Sous forme de pendant à ce qui vient d'être dit resurgit la question du "social-fascisme". Cette sotte invention, terriblement "gauchiste", de la bureaucratie, devient aujourd'hui en Espagne la plus grande entrave sur la voie de la révolution. Revenons de nouveau à l'expérience russe. Les mencheviks et les socialistes-révolutionnaires au pouvoir poursuivaient la guerre impérialiste, défendaient les capitalistes, persécutaient les soldats, les paysans, les ouvriers, procédaient à des arrestations. Ils introduisaient la peine capitale, protégeaient les assassins des bolcheviks, obligeaient Lénine à vivre dans l'illégalité, gardaient en prison les autres dirigeants bolcheviques, répandaient contre eux les pires calomnies, etc. Tout cela suffisait largement pour qu'on puisse les qualifier de "social-fascistes". Mais à cette époque, en 1917, le terme n'existait pas, ce qui, comme on sait, n'a pas empêché les bolcheviks d'arriver au pouvoir. Après les terribles persécutions contre les bolcheviks en juillet-août, ceux-ci ont siégé avec les "social-fascistes" dans les organes de lutte contre Kornilov. Au début de septembre, de sa retraite dans l'illégalité, Lénine proposa aux "social-fascistes" russes le compromis suivant : "Rompez avec la bourgeoisie, prenez le pouvoir, et alors, nous, bolcheviks, nous lutterons à l'intérieur des soviets pour le pouvoir, par des moyens pacifiques".

S'il n'y avait eu aucune différence entre les conciliateurs et Kornilov, qui était, lui, le véritable "fasciste", alors, aucune lutte en commun des bolcheviks et des conciliateurs contre Kornilov n'aurait été possible. Pourtant cette lutte a joué un grand rôle dans le développement de la révolution en repoussant l'attaque de la contre-révolution des généraux et en aidant les bolcheviks à arracher totalement les masses aux conciliateurs [4].

La nature de la démocratie petite-bourgeoise consiste précisément en ce qu'elle oscille entre le communisme et le fascisme. Au cours de la révolution, ces oscillations sont particulièrement accentuées. Considérer les socialistes espagnols comme une espèce de fascistes signifie renoncer à utiliser leurs inévitables oscillations vers la gauche; cela signifie se couper à soi-même la voie vers les ouvriers socialistes et syndicalistes.

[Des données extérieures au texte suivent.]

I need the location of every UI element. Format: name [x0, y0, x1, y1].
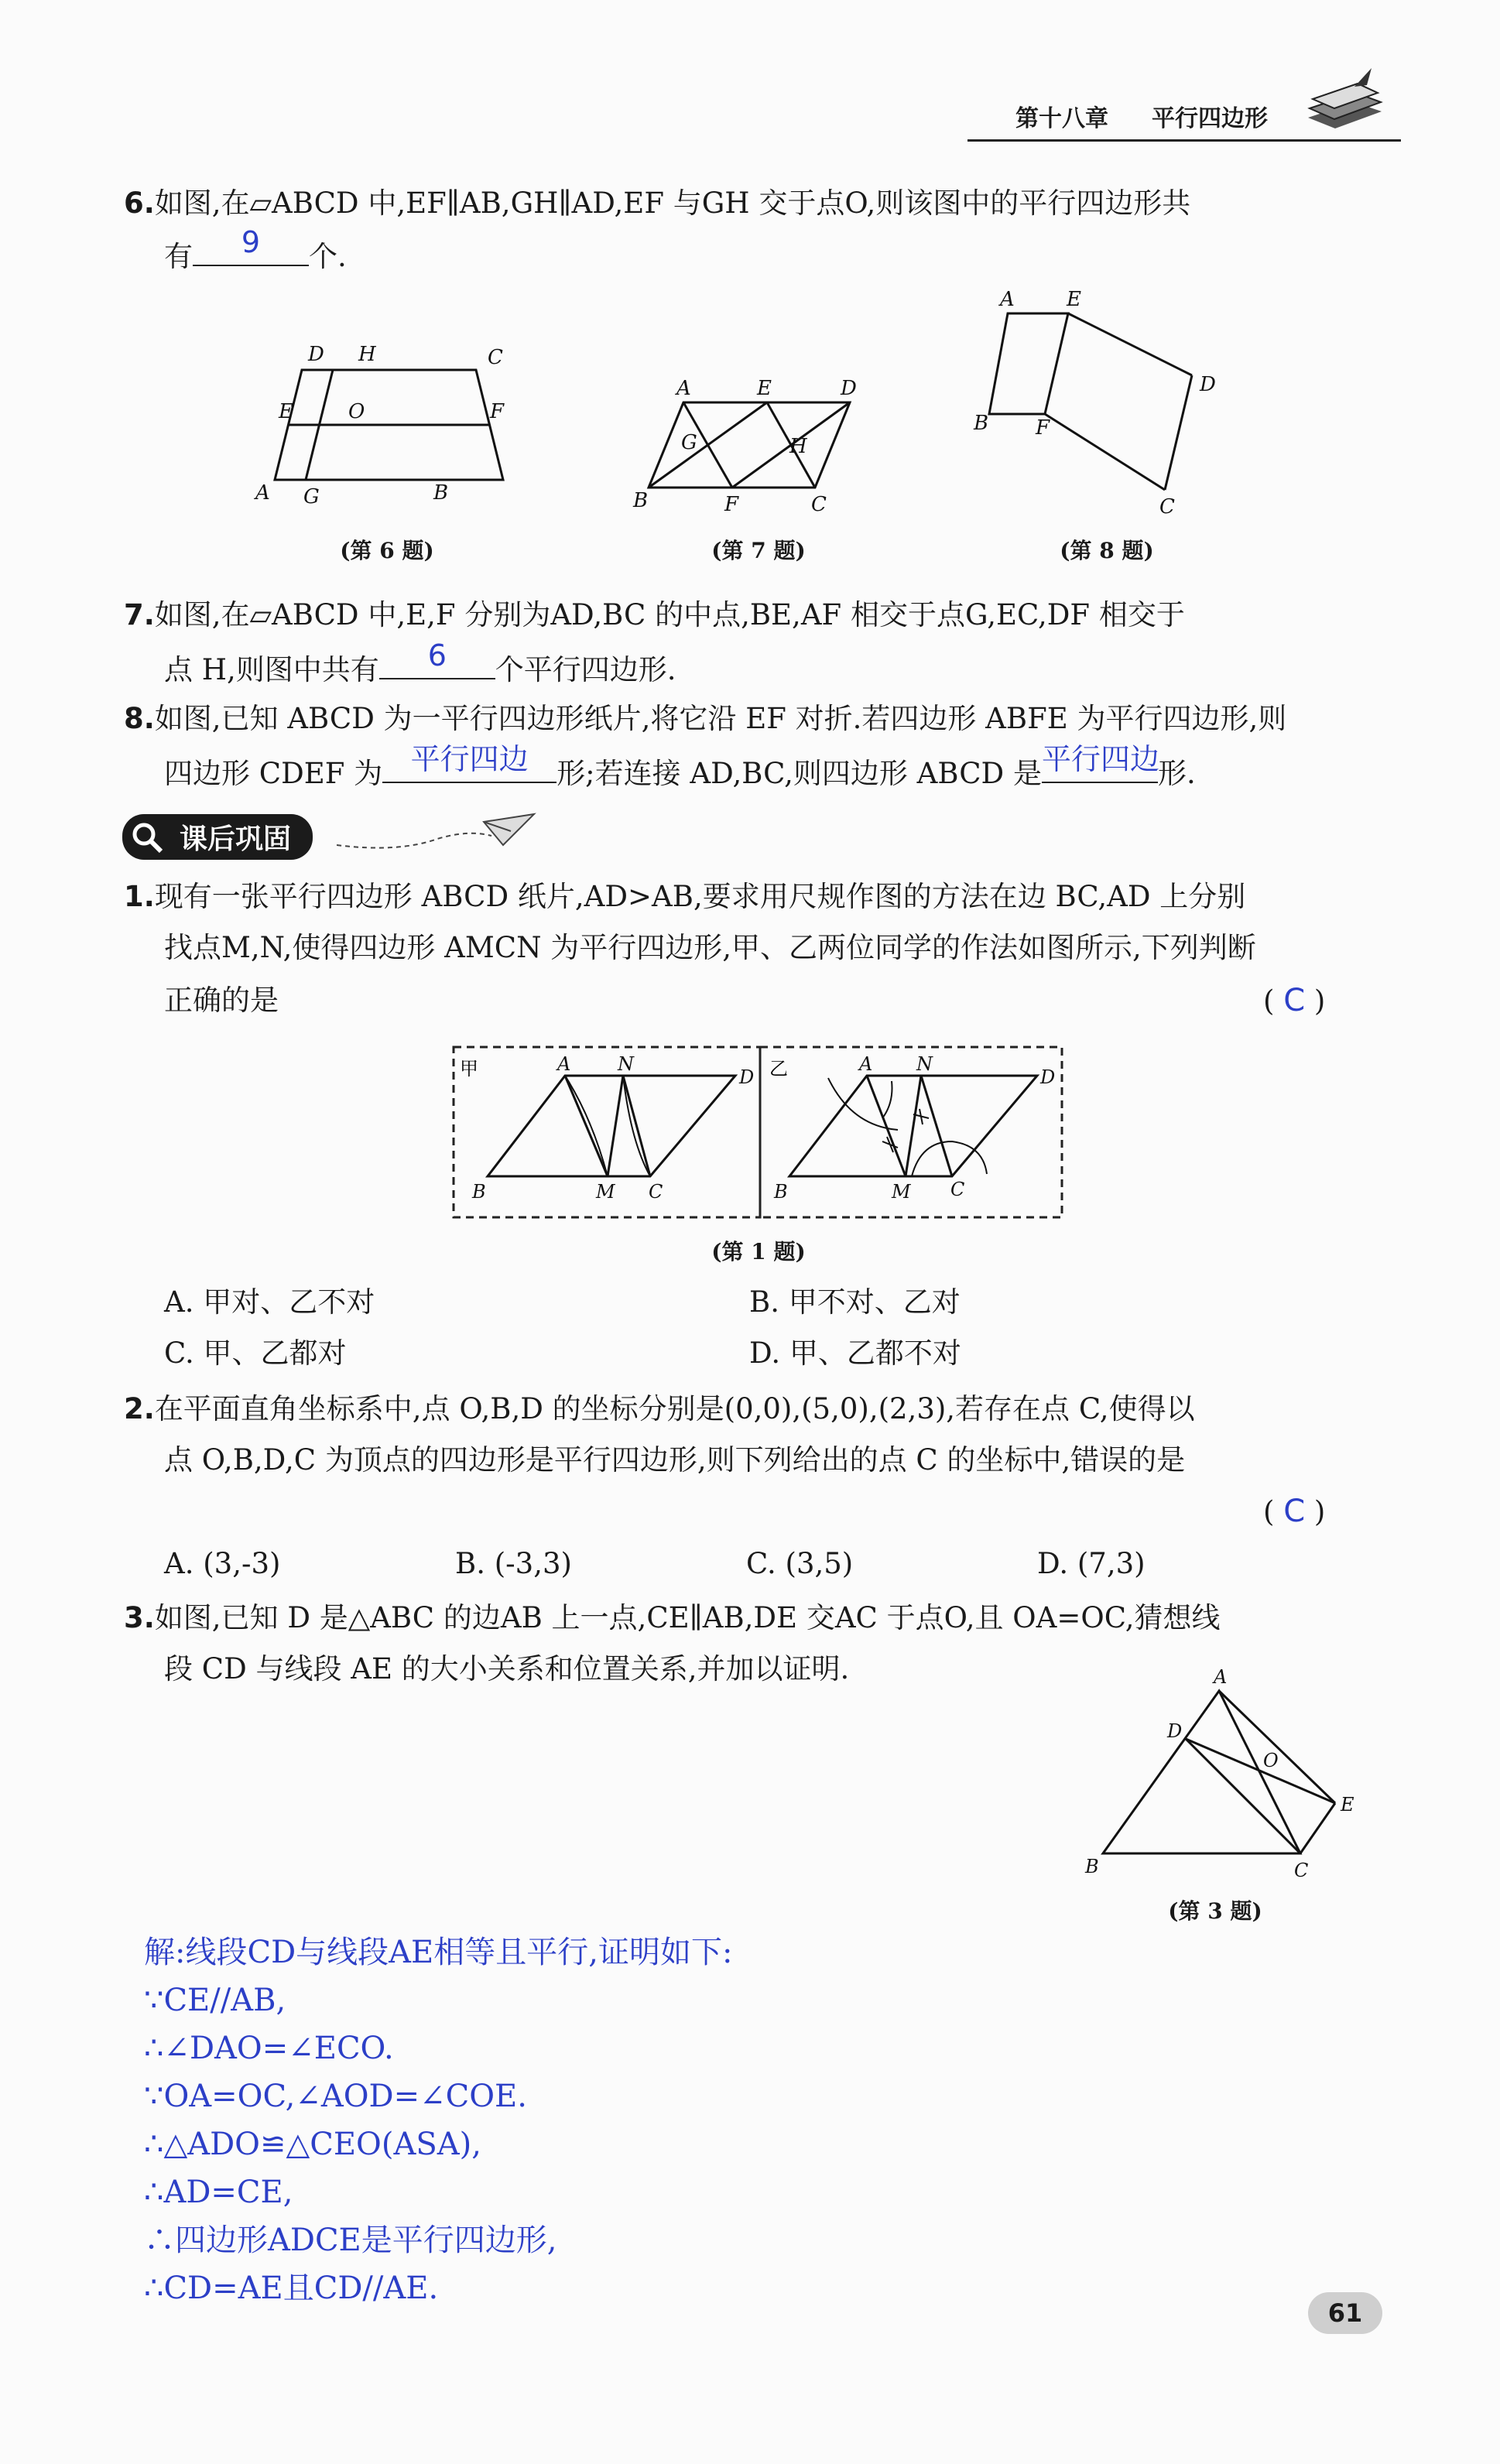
q7-line1	[124, 596, 1185, 635]
fig7-caption: (第 7 题)	[711, 538, 806, 563]
p3-text1: 如图,已知 D 是△ABC 的边AB 上一点,CE∥AB,DE 交AC 于点O,且 OA=OC,猜想线	[154, 1601, 1221, 1634]
figure-p3	[1068, 1668, 1362, 1892]
q8-label-E: E	[1067, 288, 1081, 311]
p1b-label-D: D	[1040, 1066, 1056, 1088]
solution-line: 解:线段CD与线段AE相等且平行,证明如下:	[144, 1935, 733, 1970]
paper-plane-icon	[337, 806, 538, 853]
solution-line: ∴AD=CE,	[144, 2175, 293, 2210]
solution-line: ∴△ADO≌△CEO(ASA),	[144, 2127, 481, 2162]
q6-label-A: A	[255, 481, 270, 505]
p1b-label-N: N	[916, 1053, 933, 1075]
p1a-label-B: B	[472, 1181, 486, 1203]
q6-label-G: G	[303, 485, 320, 508]
p2-paren-open: (	[1263, 1495, 1275, 1528]
q7-line2	[164, 638, 676, 690]
q7-text1: 如图,在▱ABCD 中,E,F 分别为AD,BC 的中点,BE,AF 相交于点G,EC,DF 相交于	[154, 598, 1185, 631]
p1-option-c: C. 甲、乙都对	[164, 1336, 347, 1370]
p2-option-b: B. (-3,3)	[455, 1547, 572, 1580]
p2-line2: 点 O,B,D,C 为顶点的四边形是平行四边形,则下列给出的点 C 的坐标中,错误的是	[164, 1443, 1186, 1477]
p1-paren-open: (	[1263, 984, 1275, 1018]
q6-label-E: E	[279, 400, 293, 423]
figure-p1	[449, 1041, 1068, 1227]
q7-label-G: G	[681, 431, 697, 454]
p2-answer-paren	[1263, 1492, 1356, 1531]
p3-label-C: C	[1294, 1860, 1309, 1881]
p2-option-c: C. (3,5)	[746, 1547, 854, 1580]
q6-label-B: B	[433, 481, 449, 505]
q6-label-O: O	[348, 400, 365, 423]
q8-text1: 如图,已知 ABCD 为一平行四边形纸片,将它沿 EF 对折.若四边形 ABFE 为平行四边形,则	[154, 702, 1287, 735]
magnifier-icon	[130, 820, 164, 854]
p2-paren-close: )	[1313, 1495, 1326, 1528]
p3-fig-caption: (第 3 题)	[1168, 1898, 1262, 1924]
p2-line1	[124, 1390, 1195, 1429]
p1a-label-N: N	[618, 1053, 634, 1075]
q6-label-H: H	[358, 343, 376, 366]
q8-line2	[164, 742, 1196, 793]
p1-text1: 现有一张平行四边形 ABCD 纸片,AD>AB,要求用尺规作图的方法在边 BC,AD 上分别	[154, 880, 1246, 913]
solution-line: ∴∠DAO=∠ECO.	[144, 2031, 394, 2066]
p1b-label-C: C	[950, 1179, 965, 1200]
q8-answer1-blank	[382, 742, 557, 783]
fig8-caption: (第 8 题)	[1060, 538, 1154, 563]
q6-label-D: D	[308, 343, 324, 366]
q6-text2-pre: 有	[164, 240, 193, 273]
q8-answer1: 平行四边	[410, 742, 529, 776]
q7-label-C: C	[811, 493, 827, 516]
p1b-label-A: A	[859, 1053, 873, 1075]
q6-text1: 如图,在▱ABCD 中,EF∥AB,GH∥AD,EF 与GH 交于点O,则该图中的平行四边形共	[154, 187, 1191, 220]
p3-label-A: A	[1214, 1668, 1228, 1688]
p1-answer-paren	[1263, 981, 1356, 1021]
p1-line2: 找点M,N,使得四边形 AMCN 为平行四边形,甲、乙两位同学的作法如图所示,下列判断	[164, 931, 1256, 964]
q7-text2-post: 个平行四边形.	[495, 653, 676, 686]
p2-number: 2.	[124, 1392, 155, 1425]
header-rule	[967, 139, 1401, 142]
section-title: 课后巩固	[180, 823, 292, 855]
q7-text2-pre: 点 H,则图中共有	[164, 653, 379, 686]
p1b-label-B: B	[774, 1181, 788, 1203]
p2-option-d: D. (7,3)	[1037, 1547, 1146, 1580]
q8-label-B: B	[974, 412, 989, 435]
chapter-label: 第十八章	[1015, 105, 1108, 132]
p1-option-a: A. 甲对、乙不对	[164, 1285, 375, 1319]
figure-q6	[248, 341, 550, 518]
q8-number: 8.	[124, 702, 155, 735]
q6-answer-blank	[193, 225, 309, 266]
q6-number: 6.	[124, 187, 155, 220]
solution-line: ∵CE//AB,	[144, 1983, 286, 2018]
solution-block	[144, 1928, 732, 2312]
q7-label-B: B	[633, 489, 649, 512]
q6-answer: 9	[241, 225, 261, 259]
p2-option-a: A. (3,-3)	[164, 1547, 281, 1580]
fig-p1-yi: 乙	[769, 1058, 788, 1080]
q8-label-A: A	[1000, 288, 1015, 311]
p1b-label-M: M	[892, 1181, 911, 1203]
q7-number: 7.	[124, 598, 155, 631]
figure-q8	[967, 282, 1246, 522]
q7-answer-blank	[379, 638, 495, 679]
p3-label-O: O	[1263, 1750, 1279, 1771]
q6-line2	[164, 225, 347, 276]
q7-label-H: H	[789, 435, 807, 458]
solution-line: ∵OA=OC,∠AOD=∠COE.	[144, 2079, 527, 2114]
p1a-label-D: D	[739, 1066, 755, 1088]
q8-answer2-blank	[1041, 742, 1159, 783]
q8-label-D: D	[1200, 373, 1216, 396]
q7-label-D: D	[841, 377, 857, 400]
p1-option-d: D. 甲、乙都不对	[749, 1336, 961, 1370]
p1a-label-C: C	[649, 1181, 663, 1203]
q6-label-F: F	[490, 400, 505, 423]
p1-line3: 正确的是	[164, 984, 279, 1017]
p1-answer: C	[1283, 983, 1306, 1018]
q7-label-E: E	[757, 377, 772, 400]
q8-line1	[124, 700, 1286, 738]
q6-line1	[124, 184, 1190, 223]
p1-fig-caption: (第 1 题)	[711, 1239, 806, 1265]
fig-p1-jia: 甲	[460, 1058, 478, 1080]
p3-line1	[124, 1599, 1220, 1638]
q8-label-C: C	[1159, 495, 1175, 518]
q8-answer2: 平行四边	[1041, 742, 1159, 776]
p3-number: 3.	[124, 1601, 155, 1634]
chapter-title: 平行四边形	[1152, 105, 1268, 132]
p3-line2: 段 CD 与线段 AE 的大小关系和位置关系,并加以证明.	[164, 1652, 850, 1685]
q7-answer: 6	[427, 638, 447, 672]
q7-label-F: F	[724, 493, 739, 516]
p1a-label-A: A	[557, 1053, 571, 1075]
p2-answer: C	[1283, 1494, 1306, 1529]
q8-text2-post: 形.	[1157, 757, 1196, 790]
fig6-caption: (第 6 题)	[340, 538, 434, 563]
p3-label-E: E	[1341, 1794, 1354, 1815]
p3-label-D: D	[1167, 1720, 1183, 1742]
p2-text1: 在平面直角坐标系中,点 O,B,D 的坐标分别是(0,0),(5,0),(2,3),若存在点 C,使得以	[154, 1392, 1195, 1425]
p3-label-B: B	[1085, 1856, 1099, 1877]
q8-text2-pre: 四边形 CDEF 为	[164, 757, 383, 790]
p1-line1	[124, 878, 1245, 916]
solution-line: ∴CD=AE且CD//AE.	[144, 2271, 439, 2306]
books-icon	[1300, 63, 1385, 133]
p1-number: 1.	[124, 880, 155, 913]
q8-text2-mid: 形;若连接 AD,BC,则四边形 ABCD 是	[557, 757, 1042, 790]
figure-q7	[625, 371, 881, 518]
q6-text2-post: 个.	[309, 240, 347, 273]
p1-option-b: B. 甲不对、乙对	[749, 1285, 961, 1319]
q6-label-C: C	[488, 346, 503, 369]
p1a-label-M: M	[596, 1181, 615, 1203]
solution-line: ∴四边形ADCE是平行四边形,	[144, 2223, 557, 2258]
q8-label-F: F	[1036, 416, 1050, 440]
p1-paren-close: )	[1313, 984, 1326, 1018]
q7-label-A: A	[676, 377, 691, 400]
page-number: 61	[1308, 2292, 1382, 2334]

Pour conclure, je dois souligner que l'impitoyable critique de l'anarcho-syndicalisme espagnol constitue aujourd'hui une tâche très importante qu'il ne faut pas négliger une minute. L'anarcho-syndicalisme dans ses sommets constitue la forme masquée la plus perfide et la plus dangereuse de la conciliation avec la bourgeoisie. Parmi les ouvriers qui constituent la base de l'anarcho-syndicalisme se trouvent d'immenses forces potentielles de la révolution. La tâche fondamentale des communistes est à leur égard la même qu'à l'égard des socialistes : opposer la base au sommet. Cependant, le travail doit être adapté avec soin à l'esprit spécifique de l'organisation syndicale et au caractère spécifique de sa couverture anarchiste. J'en parlerai dans une autre lettre.

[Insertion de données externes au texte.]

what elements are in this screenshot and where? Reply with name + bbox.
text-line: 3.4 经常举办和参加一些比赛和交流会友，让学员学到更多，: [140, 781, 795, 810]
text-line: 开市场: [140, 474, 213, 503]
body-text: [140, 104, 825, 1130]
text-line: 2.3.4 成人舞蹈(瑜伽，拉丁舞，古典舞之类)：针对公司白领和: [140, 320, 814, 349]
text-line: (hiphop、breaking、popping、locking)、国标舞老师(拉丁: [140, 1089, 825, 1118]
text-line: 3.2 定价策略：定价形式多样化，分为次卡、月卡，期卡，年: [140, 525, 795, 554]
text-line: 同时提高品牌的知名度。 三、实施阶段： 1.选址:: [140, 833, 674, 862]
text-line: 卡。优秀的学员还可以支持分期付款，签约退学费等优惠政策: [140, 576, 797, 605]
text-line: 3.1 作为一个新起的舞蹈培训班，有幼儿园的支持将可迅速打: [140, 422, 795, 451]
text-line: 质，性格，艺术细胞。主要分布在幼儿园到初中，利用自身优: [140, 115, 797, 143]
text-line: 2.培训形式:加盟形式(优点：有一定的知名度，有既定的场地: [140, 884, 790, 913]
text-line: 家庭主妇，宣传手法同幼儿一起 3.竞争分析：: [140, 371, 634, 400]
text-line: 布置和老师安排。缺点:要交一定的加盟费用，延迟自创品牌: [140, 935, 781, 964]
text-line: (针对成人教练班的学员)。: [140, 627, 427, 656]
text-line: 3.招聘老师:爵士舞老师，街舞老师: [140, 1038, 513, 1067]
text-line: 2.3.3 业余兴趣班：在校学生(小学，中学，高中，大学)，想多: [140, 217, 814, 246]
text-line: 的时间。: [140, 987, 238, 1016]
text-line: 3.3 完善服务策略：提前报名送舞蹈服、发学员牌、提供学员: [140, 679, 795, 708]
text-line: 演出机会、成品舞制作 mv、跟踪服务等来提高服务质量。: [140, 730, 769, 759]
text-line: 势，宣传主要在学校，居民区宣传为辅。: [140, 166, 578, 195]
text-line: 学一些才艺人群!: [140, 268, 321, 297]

J'insiste encore une fois : il faut rassembler les articles, les résolutions, les plates-formes, etc., des organisations révolutionnaires et des groupes d'Espagne, les traduire en français et les envoyer à toutes les sections pour qu'elles soient traduites dans d'autres langues.

Chaleureux saluts révolutionnaires.


Notes

[1] Lettre au Secrétariat International de l'Opposition de Gauche.

[2] Trotsky souligne ici la nécessité, déjà mise en relief au Lenine, dans l'I.C., de trouver des mots d'ordre "de transition", susceptibles de mobiliser les masses.

[3] Trotsky développe ici l'argumentation déjà proposée à partir de 1922 par l'Internationale communiste pour le mot d'ordre de "gouvernement ouvrier". La même démarche le conduit en France à proposer de mettre en avant le mot d'ordre de "gouvernement "Blum-Cachin".

[4] Trotsky a toujours considéré la tactique prise par les bolcheviks lors de la tentative de coup de Kornilov comme exemplaire. Elle préfigurait d'ailleurs la tactique de "Front Unique Ouvrier" élaborée à partir du III° Congrès de l'I.C.